A 1998 pilgrimage to Wales began a special connection to that country, which led Friedrich and his wife, Sandy, to spend six and a half years living in a cottage near Conwy. He assisted in parishes in the Diocese of St. Asaph, and served as its Dementia Support Officer, focused on helping parishes become more welcoming to those with memory challenges. He returned to the North Shore of Boston for the last eight months of his life.
Friedrich was preceded in death by his son Christopher, and is survived by his wife, his son David, and three grandchildren.
The Rev. Canon John Carter “Jack” Powers, the second General Secretary of the Colleges and Universities of the Anglican Communion, died December 26, at 85.
A native of Tulsa, Powers graduated from the University of Oklahoma before preparing for ministry at General Seminary. He led several congregations in rural Oklahoma, and became rector of Trinity, Tulsa, in 1975. During 16 years of ministry there, he launched a ministry to feed the homeless behind an “iron gate” on the church grounds. Today, as an independent ministry, The Iron Gate feeds 300,000 guests a year.
He moved to New York in 1991 to serve in the Partnership for Service Learning at Episcopal Church headquarters and became vice president of the Association of Episcopal Colleges in 1993. He worked closely with Linda Chisholm to expand the organization’s reach, and succeeded her in 1995 as the second leader of what became known as the Colleges and Universities of the Anglican Communion. He traveled extensively in Africa and Asia to convene and support educational leaders, and was awarded a doctorate in humane letters by Liberia’s Cuttington University in recognition of his service.

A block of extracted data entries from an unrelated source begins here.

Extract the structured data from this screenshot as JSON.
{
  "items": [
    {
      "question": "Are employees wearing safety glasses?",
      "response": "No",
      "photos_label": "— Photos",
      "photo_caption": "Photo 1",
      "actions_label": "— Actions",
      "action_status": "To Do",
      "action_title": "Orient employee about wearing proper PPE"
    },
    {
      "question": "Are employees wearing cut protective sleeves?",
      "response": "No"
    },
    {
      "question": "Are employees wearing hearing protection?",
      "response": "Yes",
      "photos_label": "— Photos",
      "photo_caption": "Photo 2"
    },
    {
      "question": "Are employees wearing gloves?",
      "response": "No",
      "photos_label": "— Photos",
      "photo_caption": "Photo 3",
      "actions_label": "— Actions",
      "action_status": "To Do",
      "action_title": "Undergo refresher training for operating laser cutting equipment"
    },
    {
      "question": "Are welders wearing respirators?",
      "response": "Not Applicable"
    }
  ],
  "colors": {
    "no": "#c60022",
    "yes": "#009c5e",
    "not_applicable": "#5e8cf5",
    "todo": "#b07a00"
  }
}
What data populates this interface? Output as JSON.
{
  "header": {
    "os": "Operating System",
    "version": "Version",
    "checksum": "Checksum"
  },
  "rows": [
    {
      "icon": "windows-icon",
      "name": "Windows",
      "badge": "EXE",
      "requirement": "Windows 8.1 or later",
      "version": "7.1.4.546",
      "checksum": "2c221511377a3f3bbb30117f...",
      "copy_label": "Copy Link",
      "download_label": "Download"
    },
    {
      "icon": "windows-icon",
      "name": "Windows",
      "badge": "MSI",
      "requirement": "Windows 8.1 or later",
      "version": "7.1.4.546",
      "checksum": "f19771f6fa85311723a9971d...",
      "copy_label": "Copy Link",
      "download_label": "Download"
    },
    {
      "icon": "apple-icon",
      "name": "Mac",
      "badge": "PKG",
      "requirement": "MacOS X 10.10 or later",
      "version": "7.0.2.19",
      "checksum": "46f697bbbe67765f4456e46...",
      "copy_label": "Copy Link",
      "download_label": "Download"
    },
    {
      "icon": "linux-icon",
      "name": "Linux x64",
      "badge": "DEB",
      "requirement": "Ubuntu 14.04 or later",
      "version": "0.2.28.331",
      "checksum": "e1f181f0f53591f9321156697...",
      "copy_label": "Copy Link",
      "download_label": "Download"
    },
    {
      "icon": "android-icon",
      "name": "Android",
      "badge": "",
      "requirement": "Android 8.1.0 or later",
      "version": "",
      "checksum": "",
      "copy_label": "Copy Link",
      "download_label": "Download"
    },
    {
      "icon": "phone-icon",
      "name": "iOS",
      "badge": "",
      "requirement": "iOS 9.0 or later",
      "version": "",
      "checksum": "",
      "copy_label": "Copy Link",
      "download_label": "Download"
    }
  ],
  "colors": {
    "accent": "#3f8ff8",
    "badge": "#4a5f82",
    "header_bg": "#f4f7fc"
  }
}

He returned to Tulsa upon his retirement in 2000, and led St. Bede’s in Cleveland, Oklahoma, for 17 years. Powers was preceded in death by his wife, Betsy Buck Powers, and is survived by three children and three grandchildren.
The Rev. Robert Grant Two Bulls, a priest, sailor, artist, and cowboy who served mission congregations on Indian reservations in South Dakota and Utah for more than 40 years, died February 5, at 87.
Two Bulls was born in a log cabin at Red Shirt Table on the Pine Ridge Reservation in South Dakota, and was given his Lakota name “Sunka Blo” by a warrior of the same name who had survived the Battle of Little Bighorn in 1876. Sunka Blo foretold that Robert would lead a long life.
Two Bulls owned his first horse at 5 and worked on his family’s cattle ranch until he enlisted in the U.S. Navy at 18, in the midst of the Korean War. He served on the USS Radford, and was in the Marshall Islands during Operation Ivy and Mike.
After his honorable discharge, Two Bulls trained as an auto body painter. He worked at Howard’s Body Shop in Rapid City for 25 years, and used his creative gifts to paint award-winning murals and complex designs on car parts, many of which expressed his faith in God and his pride in the heritage of his people.
He discerned a call to the ministry and trained at the Niobrara Summer Seminary before his ordination in 1978. He began his ministry on the Pine Ridge Reservation, serving as rector of Christ Church in Red Shirt Table from 1980 to 1986. He later served congregations in Rapid City and in Whiterocks, Utah, on the Ute Reservation. He returned to his hometown in 1998, continuing to assist in congregations while raising and training horses on his ranch.
Two Bulls was preceded in death by his wife, Delores, and is survived by five children, including the Rev. Twilla Two Bulls and the Rev. Canon Robert Two Bulls, as well as 13 grandchildren and 18 great-grandchildren.